Julie, a 74-year-old grandmother from Melbourne, was diagnosed with multiple myeloma in July. She had noticed increasing fatigue, weakness and mobility limitations which led her GP to order blood tests. A haematology work-up delivered the diagnosis: “It was devastating and I was so shocked,” she recalls. She enrolled in a clinical trial from August that included daratumumab in combination with lenalidomide and dexamethasone. A passionate bird-watcher and photographer, Julie says: “I’m not ready to fall off the perch just yet.” For her, the PBS listing is vindication: “It’s brilliant that daratumumab will be affordable … It’s a no-brainer to have it as an upfront treatment for multiple myeloma!”

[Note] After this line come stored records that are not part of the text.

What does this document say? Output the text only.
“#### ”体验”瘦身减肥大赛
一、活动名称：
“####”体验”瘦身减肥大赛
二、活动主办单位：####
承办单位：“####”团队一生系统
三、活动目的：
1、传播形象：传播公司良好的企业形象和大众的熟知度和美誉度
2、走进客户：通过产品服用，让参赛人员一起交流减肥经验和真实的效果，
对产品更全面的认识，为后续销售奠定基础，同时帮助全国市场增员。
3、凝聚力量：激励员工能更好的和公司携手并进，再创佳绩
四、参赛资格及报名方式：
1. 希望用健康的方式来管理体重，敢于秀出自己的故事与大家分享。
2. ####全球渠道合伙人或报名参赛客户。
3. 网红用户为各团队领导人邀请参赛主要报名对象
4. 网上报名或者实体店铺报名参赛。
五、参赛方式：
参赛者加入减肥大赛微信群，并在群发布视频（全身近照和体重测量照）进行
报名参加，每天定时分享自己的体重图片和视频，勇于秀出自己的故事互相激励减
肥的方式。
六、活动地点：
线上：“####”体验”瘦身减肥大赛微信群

David, 78, from Rushworth in regional Victoria, was diagnosed in 2016 after a back-fracture triggered further testing.

David, 78, from Rushworth in regional Victoria, was diagnosed in 2016 after a back-fracture triggered further testing. He lucked into the MAIA trial and has been on daratumumab ever since: “I was one of a very lucky few able to receive Darzalex through a clinical trial. It’s like I was handed a gold nugget.” He sees the PBS decision as fairness finally catching up: “It’s nice to know that other people with myeloma will be able to receive the same medicine I have for the last ten years. That’s the way it should be.”

The road ahead

While the PBS listing for frontline daratumumab in transplant-ineligible patients marks a major milestone, challenges remain. Myeloma remains incurable: relapse is inevitable for most, and each relapse introduces greater resistance and shorter remissions. Experts say that treatment sequencing, duration and access to subsequent novel agents (such as bispecific immunotherapies and CAR-T cell therapies) will be critical. The PBAC is already examining the “evolving treatment landscape” – considering how to align PBS restrictions with clinical guidelines, how to optimise combinations, and how to maintain sustainability of the system.

Australia still has a high death rate from multiple myeloma compared with other high-income countries, so the decision to fund daratumumab early must be seen as a start, not a finish. For patients, clinicians and advocates the message is clear: start strong. By giving the best therapy at the outset, when immune function is maximal, the hope is that remissions will be deeper, longer and better for patients’ lives.